Comment réussir son piercing ?

Percer l’oreille pour l’orner de boucles est bien connu et même ancré dans nos traditions. Mais peut être avons-nous du mal à accepter qu’il y ait d’autres régions du corps qu’on peut percer pour y placer des bijoux ?

 

Le piercing, considéré au début des années 1970 comme une pratique sado-masochiste et réservée initialement à la communauté gay, revêt un regain d’intérêt et se démarginalise particulièrement chez la gente féminine de moins de 25 ans.

 

Contrairement aux idées reçues, cette pratique, comme le tatouage, n’est pas originaire de l’Occident. Bien au contraire, elle nous vient essentiellement de l’Afrique, de l’Inde, du Pakistan et de l’Amérique Latine. Mais c’est en Outre Atlantique, à la fin du siècle dernier, que le piercing regagne du terrain.

Pour les amateurs (trices) de cette pratique, il est hautement recommandé de connaître les bonnes règles pour effectuer un piercing de qualité et dénué de risques.

 

Les risques encourus en faisant un piercing

 

En posant un piercing, on désintègre la barrière cutanée ce qui favorise la pénétration des germes. C’est ce qui explique que le risque majeur est la transmission des infections (entre les clients par l’intermédiaire du matériel). Ces infections peuvent être bactériennes ou virales. Parmi les infections virales, on craint essentiellement l’hépatite B, l’hépatite C ou l’infection par le HIV.

 

Des réactions allergiques aux produits utilisés pour nettoyer la peau ou aux matériaux des bijoux utilisés ont été également rapportées.

 

Pour minimiser ces risques, certaines règles d’hygiène doivent être appliquées scrupuleusement.

 

Les bonnes pratiques

 

Pour se faire percer, il est impératif de s’adresser à un professionnel. Ce dernier, et avant de commencer son acte, doit rechercher si son client se plaint d’allergies ou de problèmes de santé (diabète, maladie de peau) ce qui nécessite, au préalable, un avis médical.

 

Le client doit être correctement et confortablement installé afin de bien dégager la partie du corps à percer.
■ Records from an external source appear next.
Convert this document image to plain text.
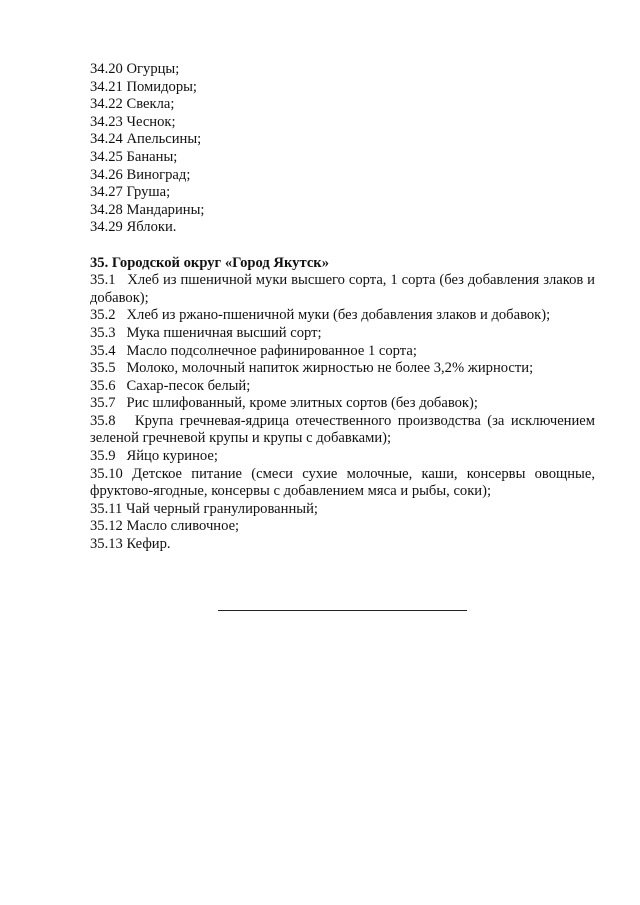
34.20 Огурцы;
34.21 Помидоры;
34.22 Свекла;
34.23 Чеснок;
34.24 Апельсины;
34.25 Бананы;
34.26 Виноград;
34.27 Груша;
34.28 Мандарины;
34.29 Яблоки.
35. Городской округ «Город Якутск»
35.1 Хлеб из пшеничной муки высшего сорта, 1 сорта (без добавления злаков и добавок);
35.2 Хлеб из ржано-пшеничной муки (без добавления злаков и добавок);
35.3 Мука пшеничная высший сорт;
35.4 Масло подсолнечное рафинированное 1 сорта;
35.5 Молоко, молочный напиток жирностью не более 3,2% жирности;
35.6 Сахар-песок белый;
35.7 Рис шлифованный, кроме элитных сортов (без добавок);
35.8 Крупа гречневая-ядрица отечественного производства (за исключением зеленой гречневой крупы и крупы с добавками);
35.9 Яйцо куриное;
35.10 Детское питание (смеси сухие молочные, каши, консервы овощные, фруктово-ягодные, консервы с добавлением мяса и рыбы, соки);
35.11 Чай черный гранулированный;
35.12 Масло сливочное;
35.13 Кефир.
Un bon éclairage du local est requis.

L’opérateur est tenu de se désinfecter les mains, d’enfiler des gants stériles avant de commencer l’acte, d’utiliser un champ (drap) stérile sur lequel sera déposé le matériel également stérilisé.

 

Le bijou doit être adapté en taille et en matière à la région du corps à percer.

Rappelons toujours que les personnes qui se font percer peuvent avoir des malaises ou même une perte de connaissance (parfois la douleur est insupportable) pendant le geste.

 

Pour cette raison, Le Groupe Français d’Etude et de Recherche sur le Piercing conseille aux professionnels d’avoir un diplôme de secouriste afin de connaître les premiers gestes à faire en cas de malaise chez le client.